In spite of this, the thought of alone time in a new place can seem daunting. If you find yourself feeling the nerves before an impending adventure, then what could be better than adding a book to your reading list that will inspire you to break boundaries? From women who packed it all in to go globetrotting to novels set in wanderlust-fueling locations, these summer reads will inspire your intrepid side.
While you may have stumbled across the movie incarnation of this go-to memoir (and who could forget Julia Roberts looks characteristically adorable chowing down on gelato and falling into the arms of the ruggedly handsome Javier Bardem?) it’s still well worth a peek at the somewhat more spiritual print edition. It follows a newly-divorced New York writer as she ditches her city life for four months sampling Italy’s culinary delights, three months at an Indian Ashram, and a final stint in Bali attempting to discover a balance between the different elements of her journey.
Although taking a trip to “find yourself” might be scoffed at by some, Eat, Pray, Love is the perfect antidote for anyone seeking something a little more profound from their travels. For real authenticity, grab a solo spot in an adorable bistro and gorge on Gilbert’s prose along with a piled up plate of the local cuisine.
If historical fiction is more your thing, then you might enjoy this exciting debut by new kid on the block Anbara Salam. Inspired by Salam’s own travels in the Pacific Islands, Things Bright and Beautiful is the story of Bea Hanlon, a missionary’s wife who follows her husband to a remote New Hebrides location. In spite of Bea’s initial reservations she finds herself plunged into island life and finding her freedom as she explores new cultures and battles with her husband’s impending insanity.
A dramatic and sensuous read, the real joy of this novel lies in the lyrical descriptions of island life. Salam summons her heroine’s surroundings in such powerful detail that you can almost feel the tropical heat and smell the papayas. Best read stretched out in the sun enjoying your own exotic trip.
If you’re after something to whip out in the departures lounge, try Emily Hahn’s memoirs of solo travel in the first half of the twentieth century, No Hurry to Get Home. This New York native originally wrote her travelogue as a collection of essays, making the tantalizing chapters easy to dip into throughout your journey. Hahn’s eloquent writing and engaging prose captures a time before you could WhatsApp home, and when women were largely confined to family life. By challenging expectations and sending back word of her adventures, Hahn laid a trail for generations of solo female travelers to follow in her newly-trodden footsteps.
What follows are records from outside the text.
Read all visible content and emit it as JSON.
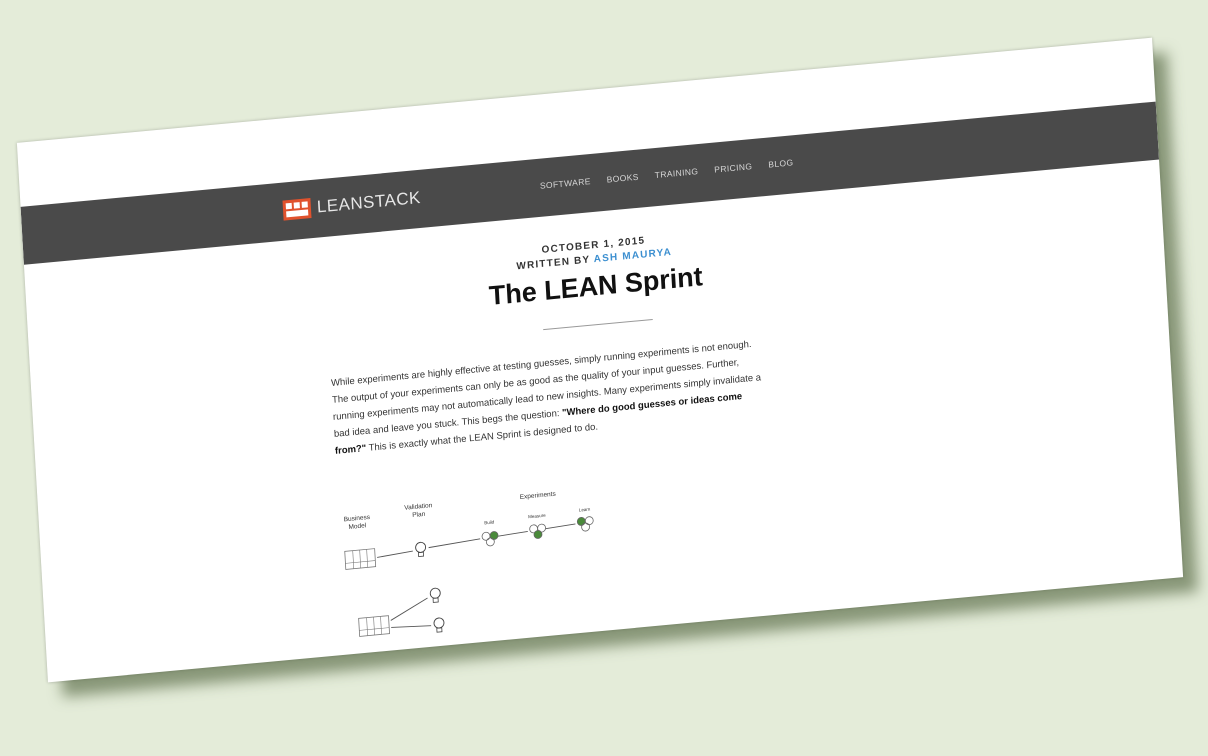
{
  "nav": {
    "brand": "LEANSTACK",
    "links": [
      "SOFTWARE",
      "BOOKS",
      "TRAINING",
      "PRICING",
      "BLOG"
    ]
  },
  "article": {
    "date": "OCTOBER 1, 2015",
    "written_by": "WRITTEN BY",
    "author": "ASH MAURYA",
    "title": "The LEAN Sprint",
    "body_pre": "While experiments are highly effective at testing guesses, simply running experiments is not enough. The output of your experiments can only be as good as the quality of your input guesses. Further, running experiments may not automatically lead to new insights. Many experiments simply invalidate a bad idea and leave you stuck. This begs the question: ",
    "body_bold": "\"Where do good guesses or ideas come from?\"",
    "body_post": " This is exactly what the LEAN Sprint is designed to do."
  },
  "diagram": {
    "col_business": "Business",
    "col_business2": "Model",
    "col_validation": "Validation",
    "col_validation2": "Plan",
    "col_experiments": "Experiments",
    "step_build": "Build",
    "step_measure": "Measure",
    "step_learn": "Learn"
  },
  "colors": {
    "navbar": "#4a4a4a",
    "logo_accent": "#e0522d",
    "link_accent": "#3c8fd0",
    "backdrop": "#e4ecd9",
    "node_green": "#4a8a3a"
  }
}
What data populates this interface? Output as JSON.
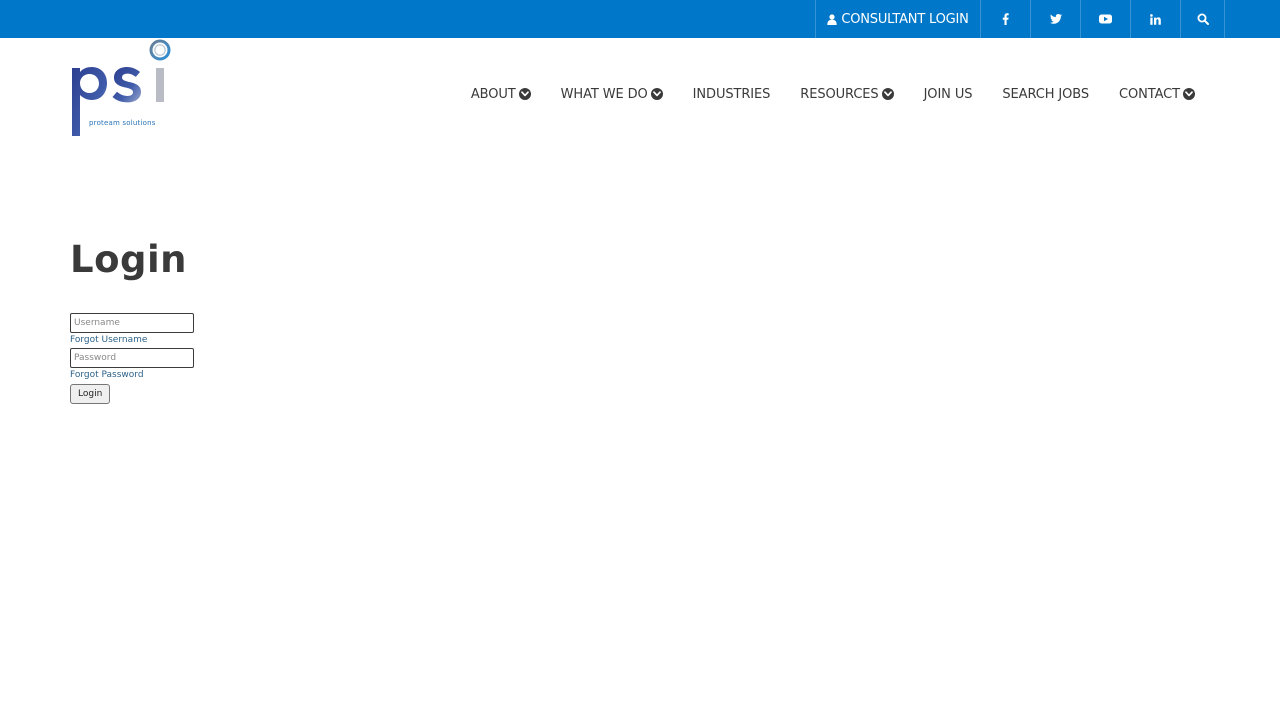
{
  "topbar": {
    "consultant_login": "CONSULTANT LOGIN",
    "icons": [
      "user-icon",
      "facebook-icon",
      "twitter-icon",
      "youtube-icon",
      "linkedin-icon",
      "search-icon"
    ]
  },
  "logo": {
    "text": "psi",
    "tagline": "proteam solutions"
  },
  "nav": {
    "items": [
      {
        "label": "ABOUT",
        "dropdown": true
      },
      {
        "label": "WHAT WE DO",
        "dropdown": true
      },
      {
        "label": "INDUSTRIES",
        "dropdown": false
      },
      {
        "label": "RESOURCES",
        "dropdown": true
      },
      {
        "label": "JOIN US",
        "dropdown": false
      },
      {
        "label": "SEARCH JOBS",
        "dropdown": false
      },
      {
        "label": "CONTACT",
        "dropdown": true
      }
    ]
  },
  "page": {
    "title": "Login"
  },
  "form": {
    "username_placeholder": "Username",
    "username_value": "",
    "forgot_username": "Forgot Username",
    "password_placeholder": "Password",
    "password_value": "",
    "forgot_password": "Forgot Password",
    "submit_label": "Login"
  },
  "colors": {
    "topbar": "#0077c8",
    "text": "#3a3a3a",
    "link": "#2c6288"
  }
}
Board your flight thinking of the traveling trailblazers that came before us.
Another autobiographical gem on the empowering nature of solo travel, Wild follows author Cheryl Strayed on her hike from the Mojave Desert to Washington following a series of personal and family tragedies. Strayed displays a masterful ability to weave strands of her past life into the story of her journey, creating a powerful and engaging narrative as the travails up the West coast. She covers grief, loss, and drug addiction in between vignettes that find her crafting boots out of duct tape, losing toenails, and encountering a “moose” (it goes without saying that moose are not actually found in the Californian mountains). As well as being an ode to the power of nature, Wild is a tale of self-discovery. Curl up with in a tent, and count your blessings that your campsite has hot running water.
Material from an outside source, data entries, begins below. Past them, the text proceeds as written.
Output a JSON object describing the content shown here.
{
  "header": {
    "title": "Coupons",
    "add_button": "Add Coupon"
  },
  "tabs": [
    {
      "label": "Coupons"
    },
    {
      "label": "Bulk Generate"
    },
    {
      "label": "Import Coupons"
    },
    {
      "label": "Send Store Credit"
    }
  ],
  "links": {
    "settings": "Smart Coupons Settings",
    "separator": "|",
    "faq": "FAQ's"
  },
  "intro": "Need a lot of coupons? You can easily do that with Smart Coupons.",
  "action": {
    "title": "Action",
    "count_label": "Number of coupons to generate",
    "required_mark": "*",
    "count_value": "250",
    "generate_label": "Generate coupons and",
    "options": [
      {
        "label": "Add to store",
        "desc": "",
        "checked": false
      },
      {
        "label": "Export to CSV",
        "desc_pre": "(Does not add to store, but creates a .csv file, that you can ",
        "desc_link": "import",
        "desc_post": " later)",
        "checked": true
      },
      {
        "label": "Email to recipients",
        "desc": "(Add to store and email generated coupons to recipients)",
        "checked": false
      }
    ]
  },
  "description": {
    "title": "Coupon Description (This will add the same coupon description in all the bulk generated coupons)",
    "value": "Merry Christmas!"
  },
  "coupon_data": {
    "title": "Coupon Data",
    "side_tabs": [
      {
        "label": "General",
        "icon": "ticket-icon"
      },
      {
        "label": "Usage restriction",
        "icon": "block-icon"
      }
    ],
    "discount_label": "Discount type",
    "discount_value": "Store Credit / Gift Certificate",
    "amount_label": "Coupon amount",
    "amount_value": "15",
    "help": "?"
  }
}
If you’re after a light vacation read to relax, with then this gloriously fluffy novel by Isabelle Broom might just hit the spot. Opening with the serene setting of Lake Como at New Year it follows the parallel stories of two women on very different journeys. We meet Lucy, who is embarking on her first romantic getaway with a new squeeze, and Taggie, who has uprooted her life after trying times to start anew at this glamorous waterfront location. As well as giving you serious travel envy (Broom plunges into descriptions of Italian cuisine with such gusto that I was tempted to book a plane ticket there and then to get my hands on some mozzarella and chianti), The Place We Met dishes up some truly relatable heroines with big goals for adventure. Read while browsing visas and wondering exactly how long you can extend your adventure for.